The book-of-the-week for Week 19 is a drop-sides box also known as an etui box. The title of the book is The Gates Swing Open. A paper-cut gate is pasted to each of the four outer side walls. Under the gates, the bookboard side pieces are covered with vintage paper from an antique Japanese book about instructions to play the popular Japanese game GO. The lid is covered with black Japanese silk bookcloth, antique book paper, and a cube of laminated bookboard painted with black gesso.
Inside the box the four side walls are lined with handmade Japanese paper which was letterpress printed with the lines of the poesy, The Gates Swing Open...
The Gates swing open
And the walls fall
DOWN
The Gates swing open
And the walls fall
DOWN
The Gates swing open
And the walls fall
DOWN
The Gates swing open
And the walls fall
DOWN
And they do! Lift the lid and the walls of the etui box fall down flat on the table.
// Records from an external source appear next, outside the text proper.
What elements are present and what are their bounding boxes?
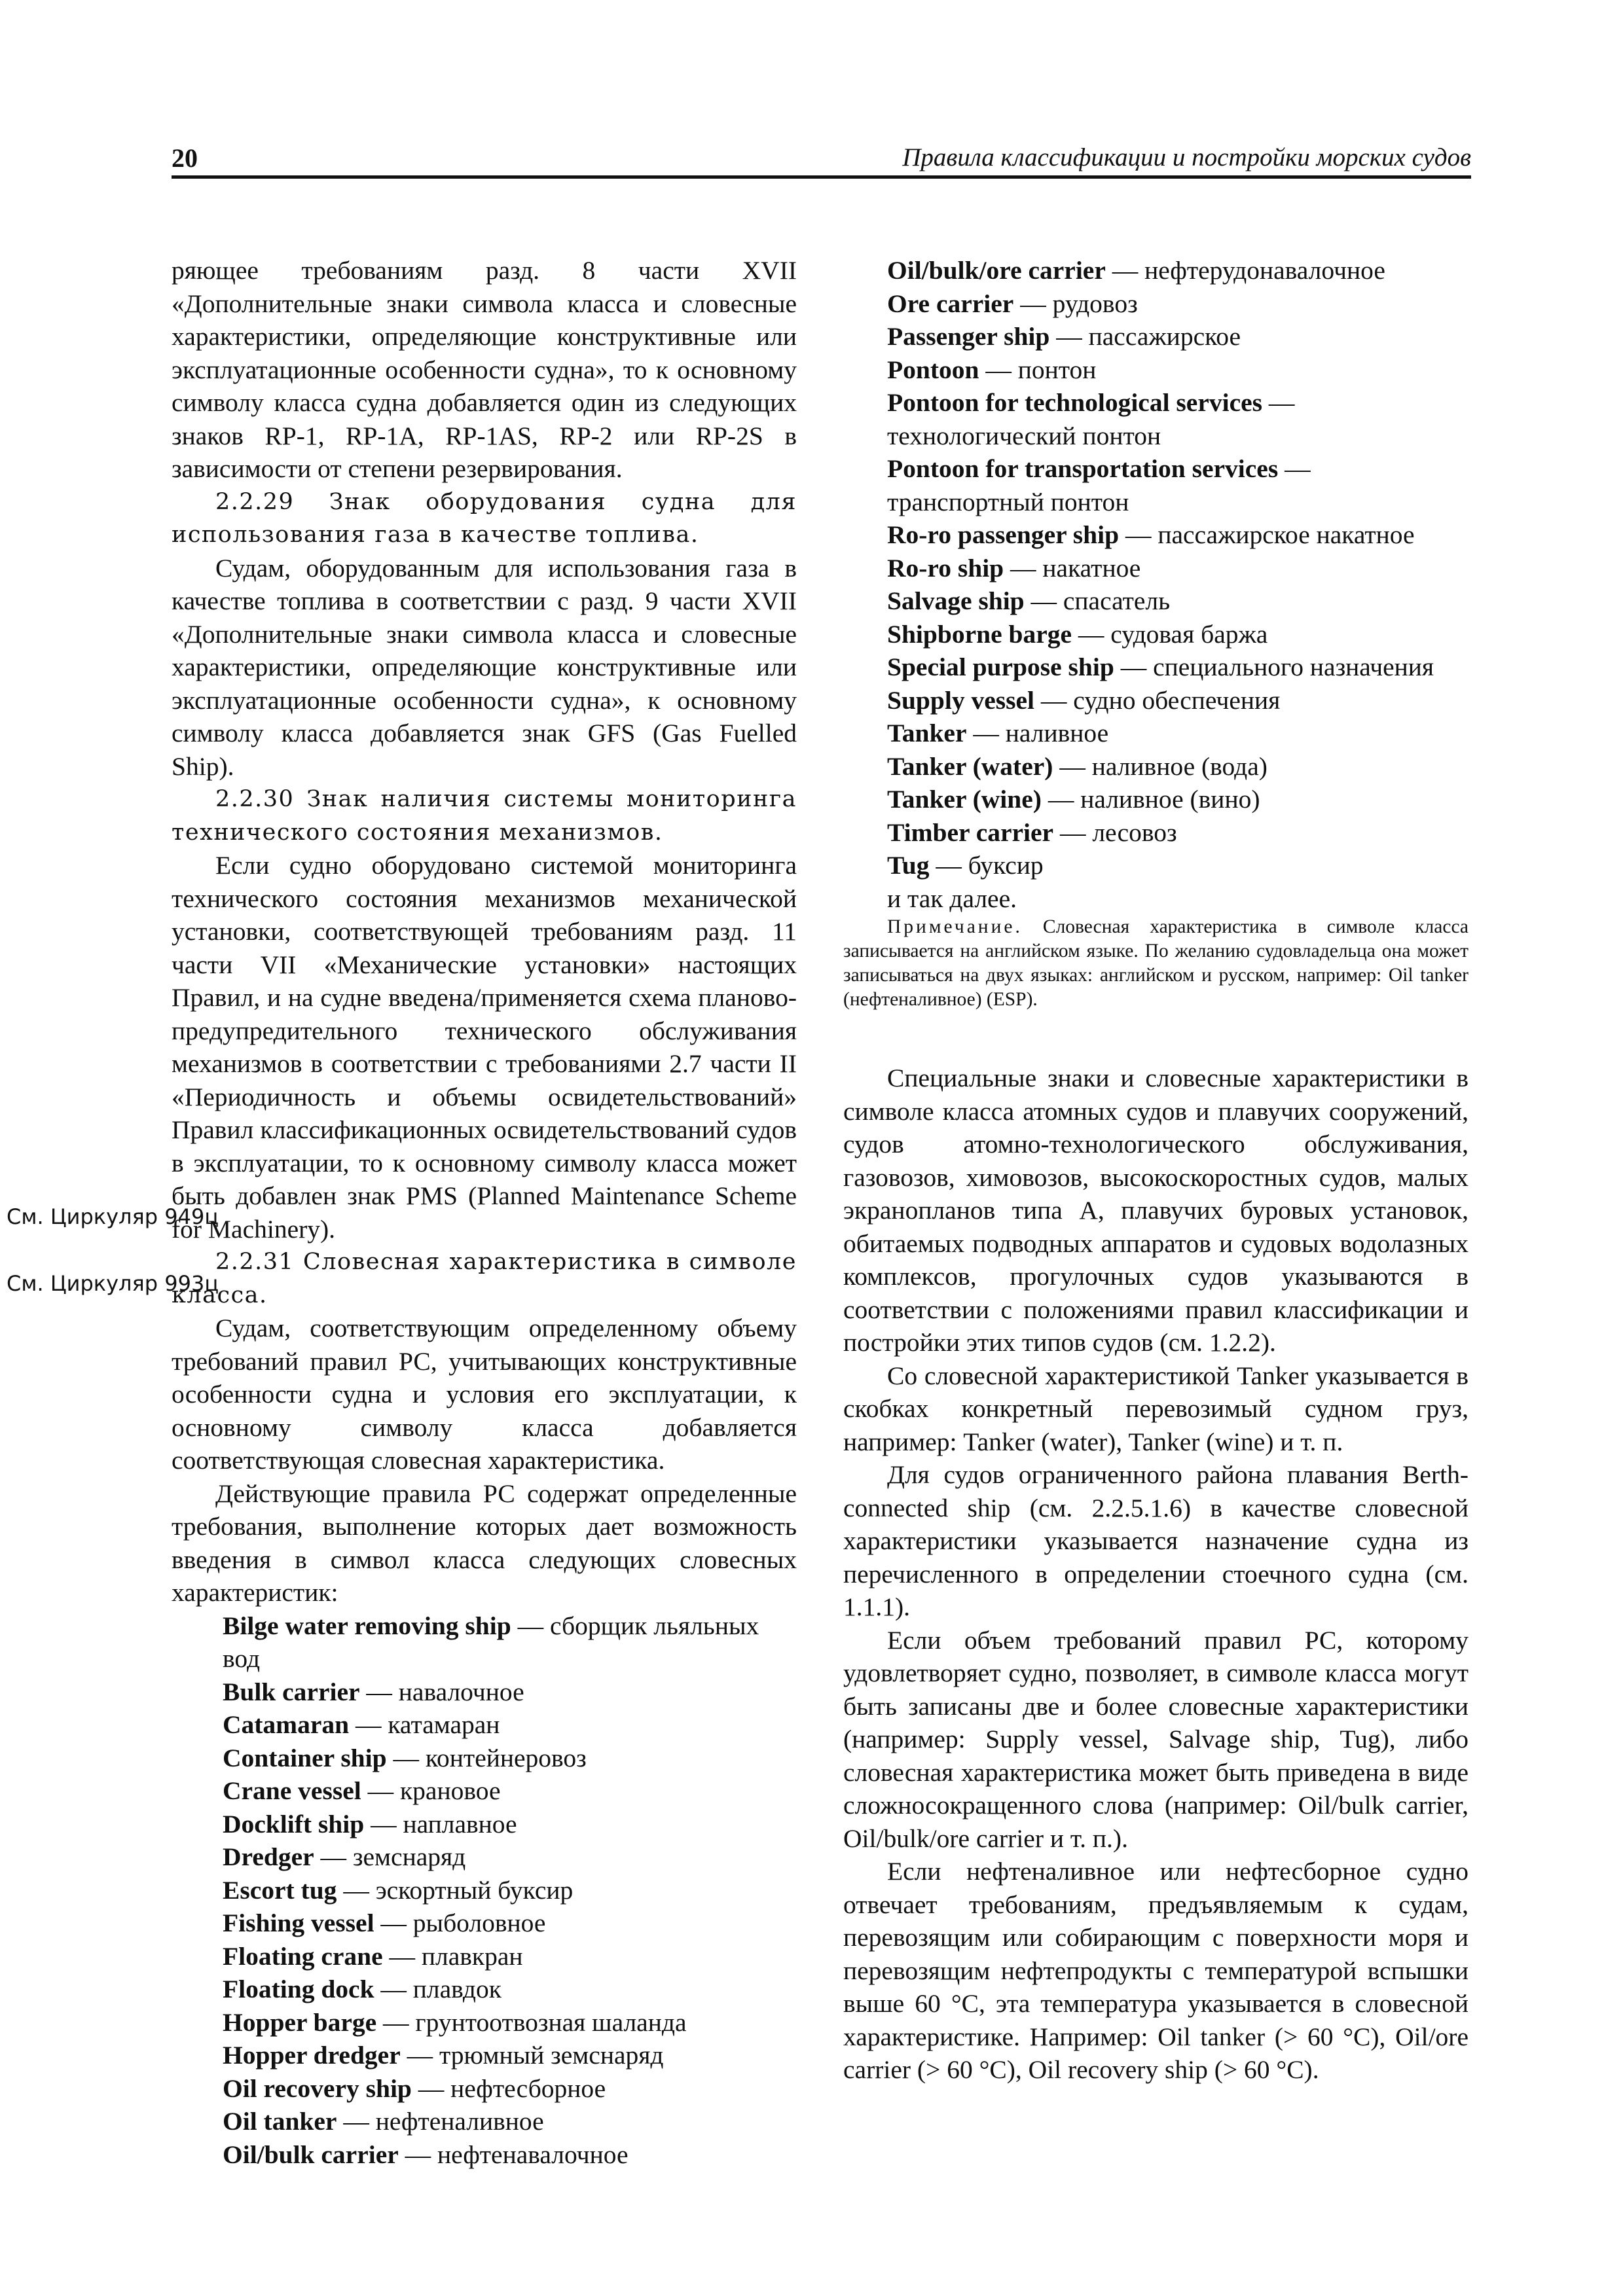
term-description: — нефтенавалочное [405,2140,629,2169]
list-item [843,386,1468,452]
left-column [172,254,797,2171]
list-item [887,320,1468,353]
term-name: Crane vessel [223,1776,361,1805]
term-name: Oil tanker [223,2107,337,2136]
term-description: — нефтерудонавалочное [1112,256,1385,285]
term-name: Tanker [887,719,967,747]
term-name: Pontoon for transportation services [887,454,1279,483]
list-item [887,618,1468,651]
term-name: Hopper dredger [223,2041,401,2070]
list-item [887,750,1468,783]
section-heading: 2.2.29 Знак оборудования судна для использования газа в качестве топлива. [172,488,797,548]
term-description: — судовая баржа [1078,619,1268,649]
term-name: Ro-ro ship [887,553,1004,583]
list-item [887,684,1468,717]
term-description: — судно обеспечения [1040,685,1281,715]
term-description: — навалочное [366,1677,524,1706]
paragraph: Специальные знаки и словесные характеристики в символе класса атомных судов и плавучих сооружений, судов атомно-технологического обслуживания, газовозов, химовозов, высокоскоростных судов, малых экранопланов типа А, плавучих буровых установок, обитаемых подводных аппаратов и судовых водолазных комплексов, прогулочных судов указываются в соответствии с положениями правил классификации и постройки этих типов судов (см. 1.2.2). [843,1064,1468,1357]
term-name: Catamaran [223,1710,350,1739]
term-description: — технологический понтон [887,388,1295,450]
list-item [223,2105,797,2138]
paragraph: Действующие правила РС содержат определенные требования, выполнение которых дает возможность введения в символ класса следующих словесных характеристик: [172,1479,797,1607]
list-item [223,1808,797,1841]
list-item [223,1973,797,2006]
term-name: Dredger [223,1842,314,1871]
note [843,915,1468,1012]
list-item [223,1676,797,1709]
list-item [223,1609,797,1676]
term-name: Bulk carrier [223,1677,360,1706]
term-description: — буксир [936,851,1044,880]
term-name: Oil/bulk/ore carrier [887,256,1106,285]
term-name: Oil recovery ship [223,2073,412,2103]
paragraph: Для судов ограниченного района плавания Berth-connected ship (см. 2.2.5.1.6) в качестве словесной характеристики указывается назначение судна из перечисленного в определении стоечного судна (см. 1.1.1). [843,1460,1468,1621]
list-item [887,816,1468,850]
term-name: Pontoon [887,355,979,384]
list-item [223,1742,797,1775]
list-item [223,2072,797,2106]
term-description: — наплавное [371,1809,517,1839]
term-name: Ore carrier [887,289,1014,318]
list-item [887,651,1468,684]
term-name: Docklift ship [223,1809,365,1839]
right-column [843,254,1468,2087]
term-description: — лесовоз [1059,817,1177,847]
list-item [843,452,1468,518]
term-name: Shipborne barge [887,619,1072,649]
running-title: Правила классификации и постройки морских судов [902,143,1471,171]
term-description: — транспортный понтон [887,454,1311,516]
section-heading: 2.2.30 Знак наличия системы мониторинга технического состояния механизмов. [172,786,797,846]
paragraph: Если судно оборудовано системой мониторинга технического состояния механизмов механической установки, соответствующей требованиям разд. 11 части VII «Механические установки» настоящих Правил, и на судне введена/применяется схема планово-предупредительного технического обслуживания механизмов в соответствии с требованиями 2.7 части II «Периодичность и объемы освидетельствований» Правил классификационных освидетельствований судов в эксплуатации, то к основному символу класса может быть добавлен знак PMS (Planned Maintenance Scheme for Machinery). [172,851,797,1244]
paragraph: Судам, соответствующим определенному объему требований правил РС, учитывающих конструктивные особенности судна и условия его эксплуатации, к основному символу класса добавляется соответствующая словесная характеристика. [172,1314,797,1475]
term-name: Fishing vessel [223,1909,374,1937]
term-description: — грунтоотвозная шаланда [383,2007,687,2037]
list-item [223,2138,797,2172]
term-description: — плавкран [389,1941,523,1971]
term-description: — наливное (вода) [1059,751,1267,781]
right-body [843,1062,1468,2087]
list-item [887,518,1468,552]
list-item [223,1874,797,1907]
list-item [223,1840,797,1874]
term-name: Tanker (water) [887,751,1053,781]
term-description: — нефтесборное [418,2073,606,2103]
list-item [223,1940,797,1973]
list-item [223,2039,797,2072]
header-rule [172,175,1471,179]
paragraph: Если объем требований правил РС, которому удовлетворяет судно, позволяет, в символе класса могут быть записаны две и более словесные характеристики (например: Supply vessel, Salvage ship, Tug), либо словесная характеристика может быть приведена в виде сложносокращенного слова (например: Oil/bulk carrier, Oil/bulk/ore carrier и т. п.). [843,1625,1468,1853]
paragraph: Судам, оборудованным для использования газа в качестве топлива в соответствии с разд. 9 части XVII «Дополнительные знаки символа класса и словесные характеристики, определяющие конструктивные или эксплуатационные особенности судна», к основному символу класса добавляется знак GFS (Gas Fuelled Ship). [172,553,797,781]
term-description: — эскортный буксир [343,1875,574,1905]
term-description: — наливное [973,719,1109,747]
term-description: — накатное [1010,553,1141,583]
term-description: — пассажирское накатное [1125,520,1415,549]
term-name: Floating crane [223,1941,383,1971]
list-item [887,353,1468,387]
list-item [887,584,1468,618]
term-description: — катамаран [355,1710,500,1739]
term-name: Special purpose ship [887,653,1114,681]
term-description: — пассажирское [1056,322,1241,351]
list-item [223,1774,797,1808]
term-description: — земснаряд [320,1842,466,1871]
term-list [172,1609,797,2172]
list-item [887,783,1468,816]
term-list [843,254,1468,915]
term-description: — сборщик льяльных вод [223,1611,759,1673]
paragraph: ряющее требованиям разд. 8 части XVII «Дополнительные знаки символа класса и словесные характеристики, определяющие конструктивные или эксплуатационные особенности судна», то к основному символу класса судна добавляется один из следующих знаков RP-1, RP-1A, RP-1AS, RP-2 или RP-2S в зависимости от степени резервирования. [172,256,797,483]
term-name: Tanker (wine) [887,785,1042,814]
list-item [887,254,1468,287]
term-name: Timber carrier [887,817,1054,847]
list-item [887,849,1468,882]
term-description: — крановое [367,1776,501,1805]
term-description: — нефтеналивное [343,2107,544,2136]
term-name: Container ship [223,1743,387,1772]
term-description: — плавдок [380,1975,501,2003]
margin-reference[interactable]: См. Циркуляр 949ц [7,1204,219,1229]
term-description: — наливное (вино) [1048,785,1260,814]
list-item [887,717,1468,750]
note-label: Примечание. [887,916,1023,937]
term-description: — рыболовное [380,1909,546,1937]
list-item [223,1708,797,1742]
list-item [223,1907,797,1940]
term-name: Pontoon for technological services [887,388,1263,417]
term-name: Tug [887,851,930,880]
term-description: — рудовоз [1020,289,1138,318]
term-name: Hopper barge [223,2007,377,2037]
term-name: Floating dock [223,1975,374,2003]
section-heading: 2.2.31 Словесная характеристика в символе класса. [172,1249,797,1308]
list-item [887,552,1468,585]
term-name: Salvage ship [887,586,1025,615]
paragraph: Если нефтеналивное или нефтесборное судно отвечает требованиям, предъявляемым к судам, перевозящим или собирающим с поверхности моря и перевозящим нефтепродукты с температурой вспышки выше 60 °С, эта температура указывается в словесной характеристике. Например: Oil tanker (> 60 °С), Oil/ore carrier (> 60 °С), Oil recovery ship (> 60 °С). [843,1857,1468,2084]
page-number: 20 [172,143,198,173]
term-name: Passenger ship [887,322,1050,351]
paragraph: Со словесной характеристикой Tanker указывается в скобках конкретный перевозимый судном груз, например: Tanker (water), Tanker (wine) и т. п. [843,1361,1468,1456]
term-description: — контейнеровоз [393,1743,587,1772]
term-name: Bilge water removing ship [223,1611,511,1640]
note-text: Словесная характеристика в символе класса записывается на английском языке. По желанию судовладельца она может записываться на двух языках: английском и русском, например: Oil tanker (нефтеналивное) (ESP). [843,916,1468,1010]
list-item [223,2006,797,2039]
term-description: — трюмный земснаряд [407,2041,664,2070]
list-item-etc: и так далее. [887,884,1017,913]
term-description: — понтон [985,355,1097,384]
list-item [887,287,1468,321]
term-name: Oil/bulk carrier [223,2140,399,2169]
term-name: Escort tug [223,1875,337,1905]
margin-reference[interactable]: См. Циркуляр 993ц [7,1271,219,1296]
term-description: — специального назначения [1120,653,1434,681]
term-description: — спасатель [1030,586,1171,615]
term-name: Ro-ro passenger ship [887,520,1120,549]
term-name: Supply vessel [887,685,1035,715]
Inside the box is an old key... a material presence of the poesy words.
The word poesy isn't used often these days.. George Gordon Noel Byron (Lord Byron), 1788–1824, used it in his poem The Prophecy of Dante...
"Many are poets but without the name,
For what is poesy but to create
For what is poesy but to create
From overfeeling good or ill; and aim
At an external life beyond our fate..."
It's definition states that poesy is 1) an archaic word for poetry, 2) the art of writing poetry, or 3) a poem or verse especially used as a motto. ...So isn't that what was done in this little 3-dimensional book, but create a motto to live by?